The example above uses (classic) beam search. In the course of implementing the library, we realised that the term "beam search" seems to mean different things to different people, and typically you need to look at the code to see what they actually meant. ANNalog implements two variants of beam search. With classic beam search (--method beam), at each token position, all beam_width candidates are expanded simultaneously as a batch, then pruned back to beam_width. This makes it fast but greedy, and it can miss the globally optimal sequence by pruning it too early. With best-first beam search (--method BF-beam), a priority queue is used to always expand the single highest-probability partial sequence first, regardless of length. This is slower and more memory-intensive, but more likely to find the globally best sequences.

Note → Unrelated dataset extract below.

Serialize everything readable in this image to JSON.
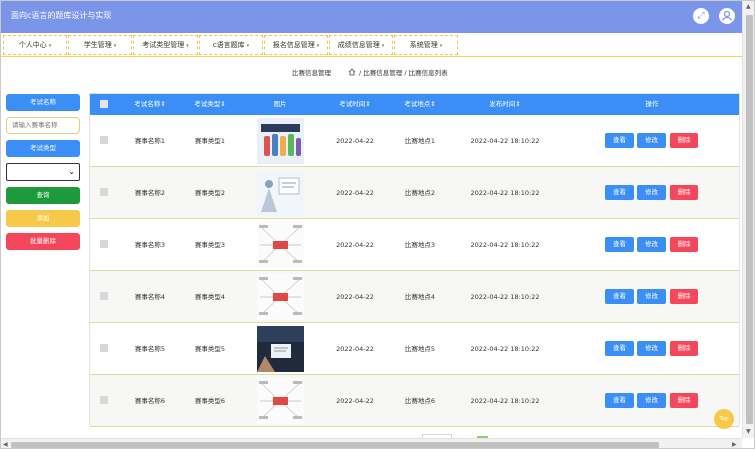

As a general rule, modifications tend to occur on the right-hand side of the SMILES string. By rewriting the SMILES string in a particular way, this can be used to direct modifications to a certain part of the molecule; this can be enforced more formally by required the start of the string, the prefix to be fixed (see "--prefix"). Conversely, if you want to spread modifications evenly across the molecule, you may wish to pass in multiple SMILES variants or have the script do this for you (see "--exploration-method variants" and "--variant-number"). This is shown by the following example that samples from the distribution:

annalog-generate -i "CCCc1nn(C)c2c(=O)[nH]c(-c3cc(S(=O)(=O)N4CCN(C)CC4)ccc3OCC)nc12" -n 10 --method sample --exploration-method variants

When sampling, the default temperature is 1.2. Increasing this too far may not be a good idea as it increases the chance of unlikely tokens being sampled. Instead, if you wish to explore the search space further, it might make sense to reduce the temperature a bit (e.g. 1.1) and feed the output of one run back in again. The "--exploration-method recursive" does this automatically, but if you want to want to combine this with variants the easiest way is to write the output to a file, pull out the generated SMILES, and feed them back in as a file.

By default, invalid SMILES are filtered. This uses the partialsmiles library (which I've previously described here) to avoid selecting tokens during the generation process that would result in semantically or syntactically invalid SMILES. Obviously, if the model had the ability to perfectly understand SMILES, this would not be necessary but at least this approach is more efficient than filtering after-the-fact. You can turn off this filter if you wish ("--keep-invalid") to see how much the results change.

Similarly, not every molecule generated is gold - there's a certain (I would say low) percentage of dubious structures generated. Structures are checked automatically by default using Eloy Félix's chembl_gen_check to run a set of tests against the generated structures (including code adapted from Wim Dehaen's LACAN). Depending on your starting structure and use case, you wish to use these as hard filters or to rank prior to visual inspection.

We have tried to make sure that this tool is of practical use in a drug discovery setting. Let us know how you get on.